Hana mengerti suaminya, ia kemudian mengajak Theo dan Jenta keluar. Menyerahkan Raia kembali pada Taiga, Hana bisa mengandalkan Taiga. Semua orang tau itu. "Sayang tahan dulu, biar Raia istirahat yah. Kamu juga harus nganter Jenta, Raia biar sama Taiga dulu" Theo menurut, mereka bertiga meninggalkan kamar Raia. "Maafin papah ya" Theo mengecup kening Raia sebelum meninggalkan mereka berdua, ia menyesal karna menaikan nada bicaranya.

🍉🍉🍉

Taiga masih pada posisinya, kini hanya tinggal ia dan Raia di kamar itu. Bisa ia rasakan detak cepat jantung Raia yang tidak terlalu kuat menembus punggung ringkih yang menempel didadanya itu, Raia tidak bicara sepatah katapun. Hanya ada bising dari mesin nebulizer yang menyembunyikan siulan napas Raia, anak itu bahkan kini sudah tidak mampu duduk tegak sendiri. Ia bersandar sepenuhnya pada Taiga, seolah tidak perduli jika Taiga mengambil kesempatan itu untuk menutup mulutnya untuk selama-lamanya.

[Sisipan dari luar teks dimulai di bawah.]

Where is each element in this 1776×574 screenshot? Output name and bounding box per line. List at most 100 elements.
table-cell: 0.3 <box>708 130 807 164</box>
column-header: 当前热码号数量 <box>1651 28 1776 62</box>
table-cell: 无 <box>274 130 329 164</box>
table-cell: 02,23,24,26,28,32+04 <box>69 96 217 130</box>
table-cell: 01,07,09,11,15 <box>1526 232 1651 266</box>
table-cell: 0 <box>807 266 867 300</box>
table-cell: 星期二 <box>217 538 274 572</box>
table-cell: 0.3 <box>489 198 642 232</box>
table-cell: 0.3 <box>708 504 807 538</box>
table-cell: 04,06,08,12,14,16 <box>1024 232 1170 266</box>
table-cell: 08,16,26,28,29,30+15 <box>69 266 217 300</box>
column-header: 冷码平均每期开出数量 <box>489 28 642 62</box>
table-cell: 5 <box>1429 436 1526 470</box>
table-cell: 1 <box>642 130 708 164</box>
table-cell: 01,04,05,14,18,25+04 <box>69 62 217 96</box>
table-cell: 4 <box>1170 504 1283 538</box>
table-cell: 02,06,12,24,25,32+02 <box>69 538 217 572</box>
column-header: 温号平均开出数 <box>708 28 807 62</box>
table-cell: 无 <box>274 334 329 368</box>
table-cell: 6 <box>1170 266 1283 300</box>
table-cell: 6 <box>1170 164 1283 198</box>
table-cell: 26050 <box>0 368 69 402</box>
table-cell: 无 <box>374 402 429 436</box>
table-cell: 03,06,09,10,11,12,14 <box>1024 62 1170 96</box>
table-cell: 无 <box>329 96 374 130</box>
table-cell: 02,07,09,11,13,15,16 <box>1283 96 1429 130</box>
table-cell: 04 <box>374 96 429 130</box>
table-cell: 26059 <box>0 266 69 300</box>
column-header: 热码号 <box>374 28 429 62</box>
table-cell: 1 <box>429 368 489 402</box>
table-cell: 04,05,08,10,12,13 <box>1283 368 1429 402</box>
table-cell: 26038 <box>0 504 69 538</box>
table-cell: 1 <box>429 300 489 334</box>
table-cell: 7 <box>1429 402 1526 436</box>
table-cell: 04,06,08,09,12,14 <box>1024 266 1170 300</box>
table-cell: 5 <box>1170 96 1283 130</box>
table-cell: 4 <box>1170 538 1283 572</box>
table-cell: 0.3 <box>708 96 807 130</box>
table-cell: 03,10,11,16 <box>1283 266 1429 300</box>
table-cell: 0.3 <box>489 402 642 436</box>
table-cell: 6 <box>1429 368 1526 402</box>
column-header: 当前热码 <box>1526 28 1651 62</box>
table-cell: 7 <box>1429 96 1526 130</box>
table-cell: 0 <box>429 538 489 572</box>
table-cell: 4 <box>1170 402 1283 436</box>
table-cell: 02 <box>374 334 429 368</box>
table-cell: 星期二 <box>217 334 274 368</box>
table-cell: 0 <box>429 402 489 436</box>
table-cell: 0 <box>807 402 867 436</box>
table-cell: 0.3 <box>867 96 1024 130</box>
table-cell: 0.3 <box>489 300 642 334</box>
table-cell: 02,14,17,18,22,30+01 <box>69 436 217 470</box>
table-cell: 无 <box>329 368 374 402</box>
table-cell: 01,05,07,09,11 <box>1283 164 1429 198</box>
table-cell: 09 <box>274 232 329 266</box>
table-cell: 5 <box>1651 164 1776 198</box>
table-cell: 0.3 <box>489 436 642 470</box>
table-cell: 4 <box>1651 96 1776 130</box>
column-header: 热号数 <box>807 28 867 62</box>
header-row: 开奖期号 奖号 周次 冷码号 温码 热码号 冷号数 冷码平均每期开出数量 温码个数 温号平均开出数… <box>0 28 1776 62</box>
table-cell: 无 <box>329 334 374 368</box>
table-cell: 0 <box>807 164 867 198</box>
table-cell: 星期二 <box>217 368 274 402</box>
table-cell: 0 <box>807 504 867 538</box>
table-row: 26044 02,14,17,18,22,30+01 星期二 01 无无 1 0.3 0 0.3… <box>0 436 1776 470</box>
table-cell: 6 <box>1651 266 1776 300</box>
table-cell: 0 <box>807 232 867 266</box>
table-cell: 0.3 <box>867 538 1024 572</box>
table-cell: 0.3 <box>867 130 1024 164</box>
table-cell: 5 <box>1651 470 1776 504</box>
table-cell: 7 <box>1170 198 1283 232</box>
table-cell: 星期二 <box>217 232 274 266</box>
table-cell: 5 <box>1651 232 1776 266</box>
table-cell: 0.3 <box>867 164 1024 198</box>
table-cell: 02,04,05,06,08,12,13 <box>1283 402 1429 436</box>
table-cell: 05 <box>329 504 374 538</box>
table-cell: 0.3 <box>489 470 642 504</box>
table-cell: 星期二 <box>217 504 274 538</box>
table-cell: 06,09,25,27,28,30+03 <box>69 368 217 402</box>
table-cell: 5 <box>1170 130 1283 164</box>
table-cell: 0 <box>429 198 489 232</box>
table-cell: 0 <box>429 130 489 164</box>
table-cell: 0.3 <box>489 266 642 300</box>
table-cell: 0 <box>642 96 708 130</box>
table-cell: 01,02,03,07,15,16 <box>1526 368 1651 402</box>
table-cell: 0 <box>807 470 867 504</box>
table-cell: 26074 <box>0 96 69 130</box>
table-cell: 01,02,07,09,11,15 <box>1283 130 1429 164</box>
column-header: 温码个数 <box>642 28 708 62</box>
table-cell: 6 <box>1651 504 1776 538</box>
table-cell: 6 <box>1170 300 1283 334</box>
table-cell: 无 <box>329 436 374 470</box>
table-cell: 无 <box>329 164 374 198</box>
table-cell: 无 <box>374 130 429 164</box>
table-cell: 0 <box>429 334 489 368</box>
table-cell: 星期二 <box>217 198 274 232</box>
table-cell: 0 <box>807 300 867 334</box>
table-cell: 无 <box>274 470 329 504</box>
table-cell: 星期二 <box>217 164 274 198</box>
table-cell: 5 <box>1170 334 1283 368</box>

Taiga pun tidak mengatakan atau melakukan apapun, ia tetap pada posisi yang sama hingga menyadari Raia tertidur. Padahal terapinya belum selesai. Taiga menyingkir, membiarkan Raia bersandar pada tumpukan bantal yang ia susun.

Taiga melepas masker nebu lalu menggantinya dengan selang oksigen. Beberapa saat yang lalu ia sempat mengecek jendela kamar Raia karena takut jika Hana atau bi Suci menemukan sesuatu di sana, dari situlah ia tahu Raia pasti tidak tidur. Anak itu pasti sudah membereskan kekacauan yang ia buat semalam, untuk saat ini ia akan membiarkan Raia. Lagi pula ia tidak bisa melakukan apapun pada Raia jika masih ada orang lain di rumah itu.

Tidak lama, Hana datang untuk mengecek keadaan kedua putranya. Ia memutuskan untuk berjaga di sana dan menyuruh Taiga makan lalu membereskan barang-barangnya untuk bersiap kembali tidur bersama Raia. Ia mengatakan pada Taiga bahwa Raia sangat merindukannya dan tidak sabar menunggu abangnya itu kembali tidur bersamanya, Hana juga bilang Raia pasti akan sangat senang jika ketika bangun nanti Taiga sudah kembali sekamar dengannya.

Taiga tersenyum mengiyakan perkataan mamahnya itu, tentu tidak siapapun menyadari sudut aneh di bibirnya. Hanya Taiga yang tahu betapa adik kecilnya itu sangat membenci dirinya dan fakta kelam yang mereka sembunyikan bersama.